Short Note on Passiflora
lindeniana in New Zealand
Passiflora lindeniana flowering outdoors in Helensville,
Passiflora lindeniana fruit, about actual size
Passiflora lindeniana is a very rare tree passionflower.
Vanderplank (2010) assesses it as endangered in its native habitat
of the cloud forests of the Venezuelan and Colombian lower Andes.
Many trees have been cut for firewood in the process of
deforestation. In addition, the larvae of a relatively new insect
pest Anastrepha dryas (a fruit fly of
the family Tephritidae) are destroying fruit
pods, inhibiting natural regeneration.
Seed purchased about 1994 (under the rules of the day, prior to restrictions effected in 1998) successfully germinated and yielded five plants (2 of which I donated to a specialist in exotica). Two of the Passiflora lindeniana grown outdoors flowered after about ten years. Fruit only set and matured when flowers were hand pollinated from another tree several hundred metres away.
These small trees are very slow growing. The tallest of the three
trees is only about 3.5 meters and a girth of 45 cm - after 24
years of growth. However, the tree has a double trunk, starting
near ground level, so the girth is for one of the 2 trunks
(another adjacent tree that has grown poorly has a girth of 22
cms). Mature trees in the wild are said to grow as high as 20
meters, and reach a girth of 1.25 meters. The trees have flowered
since 2005, taking ten years from planting out. A third plant
finally flowered for the first time in 2014, at around 20 years
The trees flower very heavily under our North Auckland
conditions, but unless hand pollinated, no fruit sets. The fruit
are essentially inedible, so no effort was made to set fruit until
relatively recently, when I came to appreciate how rare and
valuable this germplasm is. A gift of 1,000 seeds was sent to a
USA based Passiflora interest group for further distribution
(via the Atlanta USDA Plant Inspection Station).
Today I noticed the fruit of the (possibly rare) tree passionfruit #Passifloralindeniana have fallen. The sheep were camping under the tree and kicked some #Passiflora_lindeniana fruit onto the path.

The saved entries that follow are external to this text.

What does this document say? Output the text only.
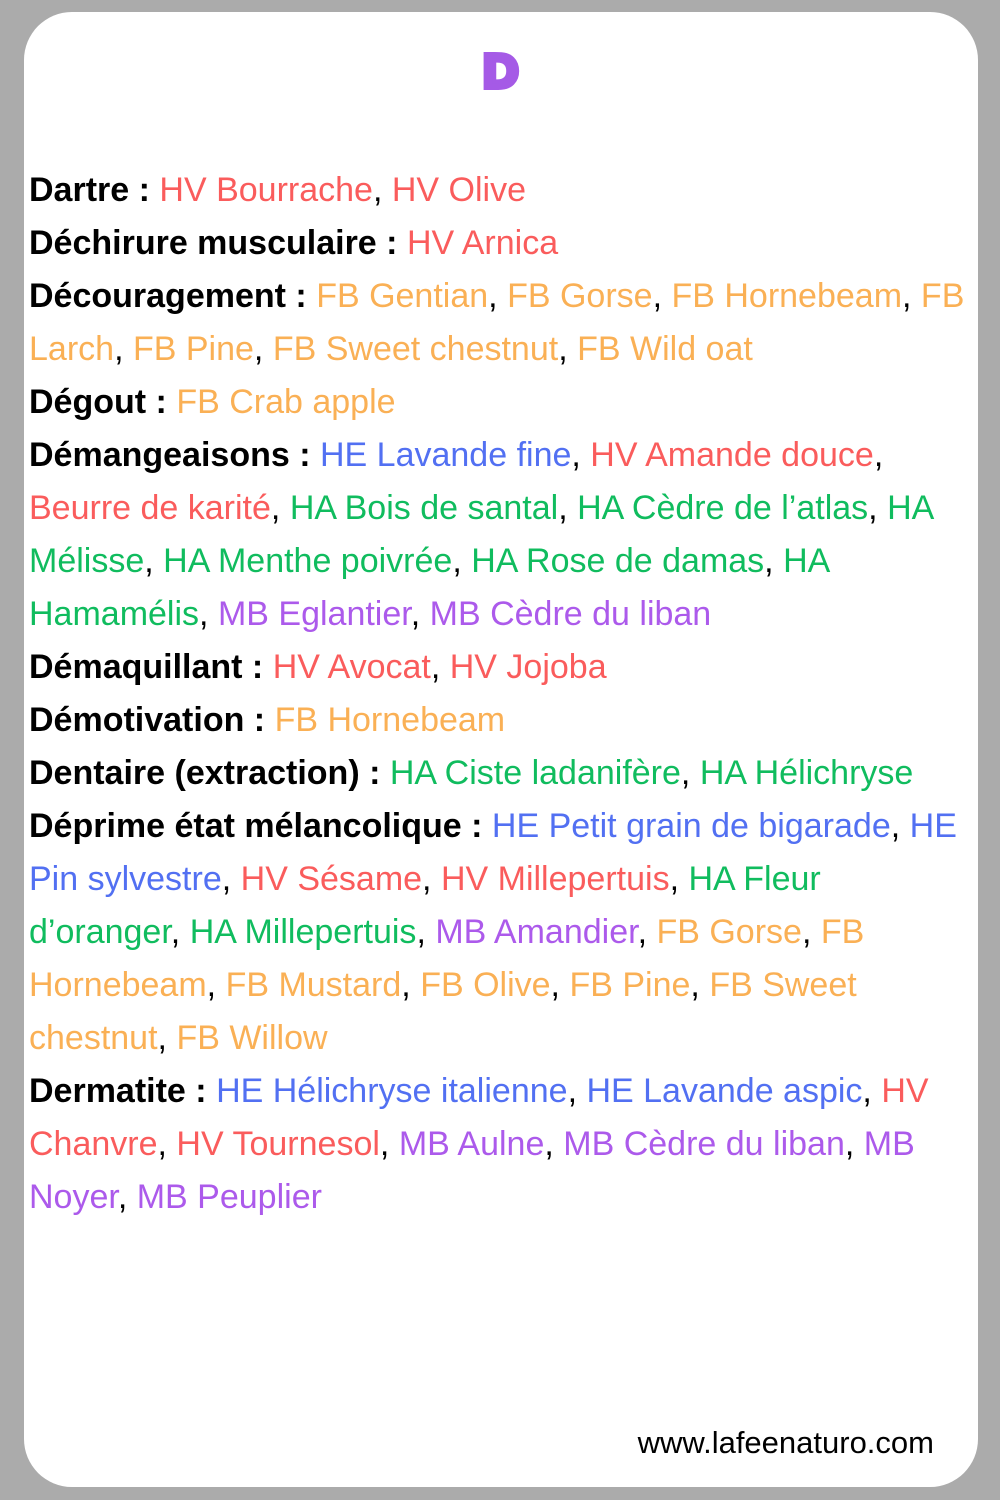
D

Dartre : HV Bourrache, HV Olive

Déchirure musculaire : HV Arnica

Découragement : FB Gentian, FB Gorse, FB Hornebeam, FB Larch, FB Pine, FB Sweet chestnut, FB Wild oat

Dégout : FB Crab apple

Démangeaisons : HE Lavande fine, HV Amande douce, Beurre de karité, HA Bois de santal, HA Cèdre de l’atlas, HA Mélisse, HA Menthe poivrée, HA Rose de damas, HA Hamamélis, MB Eglantier, MB Cèdre du liban

Démaquillant : HV Avocat, HV Jojoba

Démotivation : FB Hornebeam

Dentaire (extraction) : HA Ciste ladanifère, HA Hélichryse

Déprime état mélancolique : HE Petit grain de bigarade, HE Pin sylvestre, HV Sésame, HV Millepertuis, HA Fleur d’oranger, HA Millepertuis, MB Amandier, FB Gorse, FB Hornebeam, FB Mustard, FB Olive, FB Pine, FB Sweet chestnut, FB Willow

Dermatite : HE Hélichryse italienne, HE Lavande aspic, HV Chanvre, HV Tournesol, MB Aulne, MB Cèdre du liban, MB Noyer, MB Peuplier

www.lafeenaturo.com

Sent 1,000 seeds to USA Passiflora Soc a few years back, now I run over them 🤔 pic.twitter.com/O3SMEcBj7C— Laurie Meadows (@Laurie_Meadows) November 28, 2018
This is the first recorded flowering and fruiting of this species
outside in any country of the world outside its native range
(pers. comm. John Vanderplank, november 2012). (It is likely that
there are other plants of this species flowering in New Zealand,
as in years past there have been several references on the
internet to specimens growing here. At least one plant was used as
a source of cuttings, so is likely to also be ten or eleven years
old, and therefore of flowering age).
All three trees growing outside are in moderate shade, one being
planted under an alder shelterbelt, the other being planted at the
back of a disused shadehouse, and overshadowed by an evergreen
magnolia. The former plant is in a moderately well drained silty
sand-clay loam, the latter is in a well drained leached sandy
loam. Air temperatures here do not fall much below about 5oC, and
daytime air temperatures rarely exceed 27oC in summer. This
temperature range is probably similar to the high elevation limits
of its natural range (2,700 meters).